In the latter case it was said that the principle “is really an application or outgrowth of the law of estoppel in pais”; that the ultimate fact to be proved is the estoppel, arising from the consent given by the patentee to the use of his inventions by his employer, without demand for compensation; that this may be shown by conduct on the part of the patentee proving acquiescence on his part in the use of his invention; and that the fact that the patentee made use of the property and labor of the employer in putting his conceptions into practical shape is important only as furnishing an item of evidence tending to show that he consented to and encouraged the employer in making use of his device.

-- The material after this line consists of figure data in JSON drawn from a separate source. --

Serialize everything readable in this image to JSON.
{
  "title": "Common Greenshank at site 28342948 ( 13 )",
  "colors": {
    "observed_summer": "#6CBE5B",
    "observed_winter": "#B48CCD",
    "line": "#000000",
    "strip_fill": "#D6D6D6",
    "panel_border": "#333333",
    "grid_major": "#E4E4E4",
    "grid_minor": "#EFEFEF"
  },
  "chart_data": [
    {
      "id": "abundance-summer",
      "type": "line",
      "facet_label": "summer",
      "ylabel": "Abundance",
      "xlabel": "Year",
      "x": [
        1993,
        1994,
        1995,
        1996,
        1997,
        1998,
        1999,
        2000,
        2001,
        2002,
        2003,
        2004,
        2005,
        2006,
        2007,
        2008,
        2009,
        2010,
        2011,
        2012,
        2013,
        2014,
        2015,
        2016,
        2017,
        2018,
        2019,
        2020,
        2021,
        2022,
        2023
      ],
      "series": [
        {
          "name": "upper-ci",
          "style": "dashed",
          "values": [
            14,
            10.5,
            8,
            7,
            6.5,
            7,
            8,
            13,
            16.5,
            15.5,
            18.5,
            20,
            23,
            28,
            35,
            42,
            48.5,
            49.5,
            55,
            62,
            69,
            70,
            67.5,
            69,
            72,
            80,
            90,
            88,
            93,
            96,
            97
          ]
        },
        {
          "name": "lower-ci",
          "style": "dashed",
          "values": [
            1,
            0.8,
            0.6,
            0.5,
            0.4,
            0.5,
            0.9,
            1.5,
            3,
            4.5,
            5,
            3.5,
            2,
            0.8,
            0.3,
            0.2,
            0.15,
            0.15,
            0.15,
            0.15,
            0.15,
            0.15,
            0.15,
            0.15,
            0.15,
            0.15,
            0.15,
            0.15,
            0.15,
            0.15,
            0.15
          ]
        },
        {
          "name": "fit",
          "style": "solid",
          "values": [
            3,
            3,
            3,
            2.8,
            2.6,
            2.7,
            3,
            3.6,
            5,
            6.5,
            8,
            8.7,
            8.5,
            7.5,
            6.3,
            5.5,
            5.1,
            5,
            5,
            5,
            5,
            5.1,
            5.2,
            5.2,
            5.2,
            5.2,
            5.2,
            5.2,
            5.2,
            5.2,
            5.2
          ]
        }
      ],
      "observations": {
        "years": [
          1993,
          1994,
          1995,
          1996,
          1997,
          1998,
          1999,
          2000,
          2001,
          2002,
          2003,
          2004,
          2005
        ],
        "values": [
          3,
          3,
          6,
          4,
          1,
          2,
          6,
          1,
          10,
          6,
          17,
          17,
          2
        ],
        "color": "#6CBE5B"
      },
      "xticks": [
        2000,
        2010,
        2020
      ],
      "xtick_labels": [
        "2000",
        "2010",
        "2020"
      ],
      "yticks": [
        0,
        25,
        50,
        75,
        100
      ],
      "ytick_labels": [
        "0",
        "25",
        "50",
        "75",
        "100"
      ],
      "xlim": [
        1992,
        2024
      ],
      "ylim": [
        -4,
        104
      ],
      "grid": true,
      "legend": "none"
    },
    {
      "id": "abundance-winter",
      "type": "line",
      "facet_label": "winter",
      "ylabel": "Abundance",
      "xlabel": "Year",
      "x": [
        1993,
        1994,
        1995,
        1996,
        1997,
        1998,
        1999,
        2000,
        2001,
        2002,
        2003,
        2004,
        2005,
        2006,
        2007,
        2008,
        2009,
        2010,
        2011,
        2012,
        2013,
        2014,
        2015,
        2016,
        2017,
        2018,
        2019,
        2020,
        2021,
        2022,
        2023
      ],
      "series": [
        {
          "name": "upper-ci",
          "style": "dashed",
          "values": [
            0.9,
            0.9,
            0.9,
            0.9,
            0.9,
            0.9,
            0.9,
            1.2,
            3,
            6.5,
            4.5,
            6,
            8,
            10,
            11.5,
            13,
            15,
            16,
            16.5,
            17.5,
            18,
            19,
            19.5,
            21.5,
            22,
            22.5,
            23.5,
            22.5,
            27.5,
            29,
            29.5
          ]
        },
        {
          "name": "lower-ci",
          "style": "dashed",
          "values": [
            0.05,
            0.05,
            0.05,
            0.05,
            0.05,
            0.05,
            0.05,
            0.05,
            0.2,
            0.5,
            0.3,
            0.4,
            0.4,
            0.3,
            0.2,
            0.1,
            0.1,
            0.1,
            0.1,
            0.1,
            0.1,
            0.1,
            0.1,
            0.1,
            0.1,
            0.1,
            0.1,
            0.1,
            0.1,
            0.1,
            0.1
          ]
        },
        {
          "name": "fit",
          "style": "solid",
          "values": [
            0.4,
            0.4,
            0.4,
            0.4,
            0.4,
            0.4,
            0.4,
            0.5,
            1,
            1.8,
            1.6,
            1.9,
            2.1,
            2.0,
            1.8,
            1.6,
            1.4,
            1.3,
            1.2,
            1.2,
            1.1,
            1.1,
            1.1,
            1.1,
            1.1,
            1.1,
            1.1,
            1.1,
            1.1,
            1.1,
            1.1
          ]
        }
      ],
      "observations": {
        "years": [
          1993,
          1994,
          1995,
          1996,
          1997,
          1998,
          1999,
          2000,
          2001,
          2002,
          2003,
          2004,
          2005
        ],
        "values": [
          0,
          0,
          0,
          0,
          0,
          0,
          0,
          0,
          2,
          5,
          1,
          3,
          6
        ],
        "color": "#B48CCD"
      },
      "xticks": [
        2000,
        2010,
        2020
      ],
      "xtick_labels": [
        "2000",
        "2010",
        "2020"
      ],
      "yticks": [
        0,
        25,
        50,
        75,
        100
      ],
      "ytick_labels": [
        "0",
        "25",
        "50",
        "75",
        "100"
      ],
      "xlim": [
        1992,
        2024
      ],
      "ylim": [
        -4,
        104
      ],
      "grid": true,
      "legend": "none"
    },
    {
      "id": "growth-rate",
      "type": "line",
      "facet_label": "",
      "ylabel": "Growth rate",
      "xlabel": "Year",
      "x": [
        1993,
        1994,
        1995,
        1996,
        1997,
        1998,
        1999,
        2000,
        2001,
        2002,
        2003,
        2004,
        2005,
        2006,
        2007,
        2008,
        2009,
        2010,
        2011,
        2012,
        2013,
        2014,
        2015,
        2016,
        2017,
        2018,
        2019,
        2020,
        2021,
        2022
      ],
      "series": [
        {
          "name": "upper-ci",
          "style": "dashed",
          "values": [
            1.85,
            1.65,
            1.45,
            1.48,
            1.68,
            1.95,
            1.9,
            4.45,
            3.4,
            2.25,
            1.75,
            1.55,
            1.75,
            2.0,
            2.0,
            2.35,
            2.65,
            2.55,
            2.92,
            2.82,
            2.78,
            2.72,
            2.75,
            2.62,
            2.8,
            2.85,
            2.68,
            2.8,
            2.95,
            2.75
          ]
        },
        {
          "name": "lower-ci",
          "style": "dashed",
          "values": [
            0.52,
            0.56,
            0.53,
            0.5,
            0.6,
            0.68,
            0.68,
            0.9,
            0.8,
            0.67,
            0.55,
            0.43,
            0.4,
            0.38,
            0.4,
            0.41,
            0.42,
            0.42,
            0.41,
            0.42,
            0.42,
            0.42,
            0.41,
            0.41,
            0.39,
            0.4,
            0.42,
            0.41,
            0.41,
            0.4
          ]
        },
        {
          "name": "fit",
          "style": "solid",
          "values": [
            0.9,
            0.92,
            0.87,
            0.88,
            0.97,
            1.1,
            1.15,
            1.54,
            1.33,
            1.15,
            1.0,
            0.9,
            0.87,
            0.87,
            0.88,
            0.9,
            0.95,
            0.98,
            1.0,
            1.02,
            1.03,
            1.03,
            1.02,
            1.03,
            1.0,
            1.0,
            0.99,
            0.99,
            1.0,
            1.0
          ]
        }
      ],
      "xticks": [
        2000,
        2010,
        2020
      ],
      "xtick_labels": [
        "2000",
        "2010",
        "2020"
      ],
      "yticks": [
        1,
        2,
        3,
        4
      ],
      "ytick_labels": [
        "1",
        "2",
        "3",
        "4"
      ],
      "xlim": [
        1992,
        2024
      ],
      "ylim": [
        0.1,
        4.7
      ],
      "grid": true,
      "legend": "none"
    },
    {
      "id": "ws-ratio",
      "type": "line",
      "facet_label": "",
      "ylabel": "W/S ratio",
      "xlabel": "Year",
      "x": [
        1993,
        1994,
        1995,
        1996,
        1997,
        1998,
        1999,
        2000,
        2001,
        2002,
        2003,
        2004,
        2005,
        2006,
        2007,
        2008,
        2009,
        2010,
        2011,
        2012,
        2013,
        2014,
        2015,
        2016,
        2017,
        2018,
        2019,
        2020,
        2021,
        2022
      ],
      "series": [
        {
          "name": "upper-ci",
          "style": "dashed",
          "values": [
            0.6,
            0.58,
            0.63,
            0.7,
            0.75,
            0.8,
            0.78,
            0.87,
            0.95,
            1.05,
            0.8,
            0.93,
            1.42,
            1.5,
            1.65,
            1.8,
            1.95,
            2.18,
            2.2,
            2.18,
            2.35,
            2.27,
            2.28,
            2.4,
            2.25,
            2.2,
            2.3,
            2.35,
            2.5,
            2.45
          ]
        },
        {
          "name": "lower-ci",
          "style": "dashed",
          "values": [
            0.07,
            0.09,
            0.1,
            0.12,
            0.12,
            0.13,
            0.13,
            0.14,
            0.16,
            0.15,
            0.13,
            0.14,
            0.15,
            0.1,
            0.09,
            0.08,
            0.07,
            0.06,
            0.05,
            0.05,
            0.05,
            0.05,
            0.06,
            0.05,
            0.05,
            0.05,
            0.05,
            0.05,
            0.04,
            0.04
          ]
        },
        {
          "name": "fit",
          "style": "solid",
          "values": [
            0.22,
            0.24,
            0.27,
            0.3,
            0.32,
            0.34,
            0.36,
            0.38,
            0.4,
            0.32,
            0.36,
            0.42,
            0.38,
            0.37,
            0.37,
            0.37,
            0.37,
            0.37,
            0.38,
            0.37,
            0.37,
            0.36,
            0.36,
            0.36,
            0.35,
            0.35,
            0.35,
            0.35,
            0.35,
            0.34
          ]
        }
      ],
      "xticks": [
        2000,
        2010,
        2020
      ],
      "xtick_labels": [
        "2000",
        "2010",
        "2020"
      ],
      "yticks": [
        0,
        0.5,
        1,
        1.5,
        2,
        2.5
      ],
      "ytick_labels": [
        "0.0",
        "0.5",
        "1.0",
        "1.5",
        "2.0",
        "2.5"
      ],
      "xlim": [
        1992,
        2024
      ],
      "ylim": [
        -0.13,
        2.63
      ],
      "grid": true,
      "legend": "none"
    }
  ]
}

Counsel for the plaintiff contends, however, that there can be an implied license only when the consent can be presumed or found to have been given before the patent has been applied for. The theory of this contention is that the principle or doctrine in question is based solely upon, or is a construction of, the provisions of section 7 of the Patent Act of March 3, 1839 (5 Stat. at Large 353, c. 88), which was later embodied, with modifications, in section 4899 of the Revised Statutes (Comp. St. 1913, § 9445). These acts provide that whoever purchases of an inventor, or with his knowledge or consent constructs, any newly invented machine, etc., prior to the application for a patent, shall have the right to use, and vend to others to be used, the same without liability. This theory, I think, is clearly wrong. The fallacy lies in a misconception of the decision in McClurg v.